Observed and modeled root water uptake by sand-fixing semi-shrub in response to groundwater

Groundwater plays a pivotal role in regulating water consumptive use within the soil-plant-atmosphere continuum and maintaining sustainable vegetation restoration in arid areas. Nevertheless, the mechanistic understanding of how groundwater influence root distribution patterns and evapotranspiration (ET) dynamics, as well as how it is partitioned into evaporation (E) and transpiration (T), remains incomplete. In this study, we employed four large-scale weighing lysimeters in a 2×2 factorial design (vegetation: Artemisia ordosica vs. bare soil; groundwater: presence vs. absence), complemented by Hydrus-1D simulations to investigate the groundwater effects on ecohydrological processes in the desert ecosystem. From April to August 2024, we analyzed the influence of groundwater (-2.5 m) on plant growth properties, soil water, ET and its partitioning. Findings revealed that the roots of A. ordosica in desert ecosystems with groundwater extended deeper (-3.0 m) than those without groundwater (-2.8 m). The ratios of root area to leaf area of A. ordosica under conditions without and with groundwater were 5.22-15.4 and 30.1-60.5, respectively.
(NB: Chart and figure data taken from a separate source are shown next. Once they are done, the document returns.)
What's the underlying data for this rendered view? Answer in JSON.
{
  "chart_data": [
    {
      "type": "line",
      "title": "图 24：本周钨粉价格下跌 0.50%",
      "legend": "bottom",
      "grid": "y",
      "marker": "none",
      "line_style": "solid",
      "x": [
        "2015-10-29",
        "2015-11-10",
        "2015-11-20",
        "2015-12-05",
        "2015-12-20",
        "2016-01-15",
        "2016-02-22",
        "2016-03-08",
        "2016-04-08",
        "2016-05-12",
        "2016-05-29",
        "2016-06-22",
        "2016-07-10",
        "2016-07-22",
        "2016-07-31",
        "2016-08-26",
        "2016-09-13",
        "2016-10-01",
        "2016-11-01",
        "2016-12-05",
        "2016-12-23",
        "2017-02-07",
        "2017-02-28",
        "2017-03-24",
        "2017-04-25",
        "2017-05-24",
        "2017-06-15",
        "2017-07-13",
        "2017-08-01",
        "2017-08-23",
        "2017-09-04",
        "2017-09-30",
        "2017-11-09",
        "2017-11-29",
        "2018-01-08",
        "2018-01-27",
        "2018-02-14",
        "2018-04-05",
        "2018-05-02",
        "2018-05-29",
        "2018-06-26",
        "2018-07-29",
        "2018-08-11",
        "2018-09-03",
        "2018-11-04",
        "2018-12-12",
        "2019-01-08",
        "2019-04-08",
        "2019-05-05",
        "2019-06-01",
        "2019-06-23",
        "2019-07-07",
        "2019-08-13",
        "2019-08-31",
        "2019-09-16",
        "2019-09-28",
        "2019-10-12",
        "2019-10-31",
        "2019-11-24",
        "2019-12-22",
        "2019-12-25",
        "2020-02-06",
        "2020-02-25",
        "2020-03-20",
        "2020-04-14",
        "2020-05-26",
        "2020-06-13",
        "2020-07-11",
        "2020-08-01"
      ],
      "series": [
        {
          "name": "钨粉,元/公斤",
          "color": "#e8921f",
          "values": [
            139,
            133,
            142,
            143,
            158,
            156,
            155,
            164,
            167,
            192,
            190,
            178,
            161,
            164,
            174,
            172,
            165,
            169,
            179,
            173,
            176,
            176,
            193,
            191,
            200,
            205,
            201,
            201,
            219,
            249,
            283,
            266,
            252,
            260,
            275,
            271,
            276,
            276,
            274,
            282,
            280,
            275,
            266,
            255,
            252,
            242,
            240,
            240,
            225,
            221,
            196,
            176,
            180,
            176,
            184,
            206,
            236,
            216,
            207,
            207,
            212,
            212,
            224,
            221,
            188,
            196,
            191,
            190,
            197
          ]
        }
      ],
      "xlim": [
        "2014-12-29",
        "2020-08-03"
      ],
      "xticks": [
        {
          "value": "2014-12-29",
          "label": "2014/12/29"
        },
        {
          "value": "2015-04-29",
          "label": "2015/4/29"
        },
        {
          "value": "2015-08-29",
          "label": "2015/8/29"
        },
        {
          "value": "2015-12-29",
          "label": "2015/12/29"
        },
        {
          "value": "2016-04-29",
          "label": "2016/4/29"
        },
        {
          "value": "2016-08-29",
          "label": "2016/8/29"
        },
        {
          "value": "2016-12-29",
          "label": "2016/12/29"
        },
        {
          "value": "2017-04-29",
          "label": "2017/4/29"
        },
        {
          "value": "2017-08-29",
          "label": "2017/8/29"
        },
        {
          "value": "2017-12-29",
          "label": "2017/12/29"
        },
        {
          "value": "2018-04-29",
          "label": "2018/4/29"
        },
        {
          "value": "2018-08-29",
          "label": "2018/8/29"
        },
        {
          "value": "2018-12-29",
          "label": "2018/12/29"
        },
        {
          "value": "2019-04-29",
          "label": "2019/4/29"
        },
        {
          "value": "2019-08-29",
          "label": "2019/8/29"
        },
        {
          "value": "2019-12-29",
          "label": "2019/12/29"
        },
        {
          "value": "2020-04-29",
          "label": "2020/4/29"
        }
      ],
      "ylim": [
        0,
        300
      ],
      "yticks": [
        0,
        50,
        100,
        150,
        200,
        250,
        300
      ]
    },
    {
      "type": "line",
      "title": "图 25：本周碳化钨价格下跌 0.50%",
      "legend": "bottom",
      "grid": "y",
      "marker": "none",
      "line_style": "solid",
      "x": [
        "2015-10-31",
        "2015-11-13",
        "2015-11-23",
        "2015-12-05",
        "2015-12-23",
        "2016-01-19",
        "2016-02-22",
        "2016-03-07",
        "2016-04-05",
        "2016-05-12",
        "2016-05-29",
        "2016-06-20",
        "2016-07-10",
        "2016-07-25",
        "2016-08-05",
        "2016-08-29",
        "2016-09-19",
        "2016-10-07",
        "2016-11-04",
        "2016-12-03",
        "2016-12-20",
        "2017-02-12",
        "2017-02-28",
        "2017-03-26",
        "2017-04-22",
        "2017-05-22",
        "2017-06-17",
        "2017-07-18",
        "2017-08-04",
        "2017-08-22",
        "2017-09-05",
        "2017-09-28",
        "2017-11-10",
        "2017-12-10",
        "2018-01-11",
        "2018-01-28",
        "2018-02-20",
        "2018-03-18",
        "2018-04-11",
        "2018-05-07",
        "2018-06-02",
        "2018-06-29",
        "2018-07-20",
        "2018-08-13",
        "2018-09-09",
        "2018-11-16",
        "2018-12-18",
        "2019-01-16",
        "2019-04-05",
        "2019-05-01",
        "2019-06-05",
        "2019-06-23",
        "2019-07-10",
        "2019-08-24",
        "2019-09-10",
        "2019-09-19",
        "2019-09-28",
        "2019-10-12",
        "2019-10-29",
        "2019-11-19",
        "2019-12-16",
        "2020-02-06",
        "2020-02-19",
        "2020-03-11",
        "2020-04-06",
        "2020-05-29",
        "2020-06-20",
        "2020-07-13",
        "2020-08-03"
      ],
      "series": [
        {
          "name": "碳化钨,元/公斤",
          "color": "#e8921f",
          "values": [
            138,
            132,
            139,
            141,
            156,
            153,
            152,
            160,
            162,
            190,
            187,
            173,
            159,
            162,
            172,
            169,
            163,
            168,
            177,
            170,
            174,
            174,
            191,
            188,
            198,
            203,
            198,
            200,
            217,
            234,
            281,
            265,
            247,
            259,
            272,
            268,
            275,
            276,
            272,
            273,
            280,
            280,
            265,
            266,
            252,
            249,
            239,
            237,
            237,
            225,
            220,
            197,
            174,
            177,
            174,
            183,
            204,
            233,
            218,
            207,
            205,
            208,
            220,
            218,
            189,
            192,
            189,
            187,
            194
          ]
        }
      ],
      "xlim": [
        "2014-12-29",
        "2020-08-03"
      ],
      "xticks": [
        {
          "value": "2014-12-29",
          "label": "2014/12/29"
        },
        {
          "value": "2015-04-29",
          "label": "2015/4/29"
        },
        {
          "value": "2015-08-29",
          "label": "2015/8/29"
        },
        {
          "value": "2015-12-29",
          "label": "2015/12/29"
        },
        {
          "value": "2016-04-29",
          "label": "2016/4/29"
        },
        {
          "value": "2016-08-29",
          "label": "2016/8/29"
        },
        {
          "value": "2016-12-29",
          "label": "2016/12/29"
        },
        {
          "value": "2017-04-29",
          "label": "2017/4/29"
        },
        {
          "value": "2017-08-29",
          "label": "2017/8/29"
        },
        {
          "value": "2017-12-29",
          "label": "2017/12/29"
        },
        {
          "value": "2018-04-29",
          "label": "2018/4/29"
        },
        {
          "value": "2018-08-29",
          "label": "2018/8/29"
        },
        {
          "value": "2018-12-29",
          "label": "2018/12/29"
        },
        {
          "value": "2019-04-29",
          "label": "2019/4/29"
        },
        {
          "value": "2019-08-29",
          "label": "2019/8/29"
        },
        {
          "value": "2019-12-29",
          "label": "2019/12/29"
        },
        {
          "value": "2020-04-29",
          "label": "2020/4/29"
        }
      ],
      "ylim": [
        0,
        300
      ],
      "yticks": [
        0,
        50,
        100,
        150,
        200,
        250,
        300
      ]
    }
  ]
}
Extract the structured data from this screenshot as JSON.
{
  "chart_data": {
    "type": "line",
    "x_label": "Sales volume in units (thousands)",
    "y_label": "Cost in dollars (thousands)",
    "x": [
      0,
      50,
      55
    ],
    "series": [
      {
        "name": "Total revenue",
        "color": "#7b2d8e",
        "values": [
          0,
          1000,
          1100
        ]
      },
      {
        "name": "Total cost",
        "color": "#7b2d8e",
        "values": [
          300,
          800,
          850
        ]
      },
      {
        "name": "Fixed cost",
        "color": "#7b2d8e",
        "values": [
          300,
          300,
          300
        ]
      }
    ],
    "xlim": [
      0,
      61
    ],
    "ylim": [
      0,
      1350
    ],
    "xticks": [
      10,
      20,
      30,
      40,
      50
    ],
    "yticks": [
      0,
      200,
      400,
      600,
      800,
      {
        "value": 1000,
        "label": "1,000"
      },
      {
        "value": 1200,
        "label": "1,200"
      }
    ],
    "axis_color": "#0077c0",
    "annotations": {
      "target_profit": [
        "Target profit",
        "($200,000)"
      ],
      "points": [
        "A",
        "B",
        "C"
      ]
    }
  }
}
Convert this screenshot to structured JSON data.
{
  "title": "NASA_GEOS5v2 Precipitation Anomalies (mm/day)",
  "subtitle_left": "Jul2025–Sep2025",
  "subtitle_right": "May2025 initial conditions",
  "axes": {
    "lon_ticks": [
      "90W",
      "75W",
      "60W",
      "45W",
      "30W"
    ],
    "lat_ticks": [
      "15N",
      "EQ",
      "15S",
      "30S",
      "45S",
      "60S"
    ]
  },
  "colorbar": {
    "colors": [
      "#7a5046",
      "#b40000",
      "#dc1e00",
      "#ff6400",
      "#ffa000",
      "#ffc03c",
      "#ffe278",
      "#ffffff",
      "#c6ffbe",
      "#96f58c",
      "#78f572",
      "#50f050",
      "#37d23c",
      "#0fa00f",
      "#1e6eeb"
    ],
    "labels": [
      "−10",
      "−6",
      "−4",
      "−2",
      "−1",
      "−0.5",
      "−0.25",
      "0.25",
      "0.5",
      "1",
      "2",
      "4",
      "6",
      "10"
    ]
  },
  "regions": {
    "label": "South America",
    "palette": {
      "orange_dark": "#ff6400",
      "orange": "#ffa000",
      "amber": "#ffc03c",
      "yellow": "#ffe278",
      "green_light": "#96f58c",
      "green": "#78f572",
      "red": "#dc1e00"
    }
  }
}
The groundwater increased soil water contents in the middle and deep soil layers, while the higher precipitation (31 mm d^-1) could influence the soil water contents at depths of 0.8-1.0 m. The performance of the model for the simulated soil water contents, E or ET of the four lysimeters with Hydrus-1D achieves satisfactory results (R² = 0.501-0.726, RMSE = 0.0135-0.590, NSE = 0.438-0.692). The observed mean daily ET of A. ordosica was 2.18 ± 0.0973 and 1.19 ± 0.0685 mm d^-1 for the treatment with and without groundwater. The simulated root water uptake (RWU) was clearly higher for the groundwater treatment (1.15 ± 0.0625 mm d^-1) than for the control (0.548 ± 0.0317 mm d^-1). The RWU:ET ratios of A. ordosica were 52.7 ± 1.58% and 50.1 ± 1.57% with and without groundwater. Redundancy analysis and Pearson correlation showed that the presence of groundwater alleviated the influences of low precipitation, relative humidity, and high air temperature on ET and its partitioning. This study provides robust empirical evidence to help us understand the interactions between groundwater-soil-plant-atmosphere in desert ecosystems. This has significant implications for the sustainable revegetation management practices in arid areas.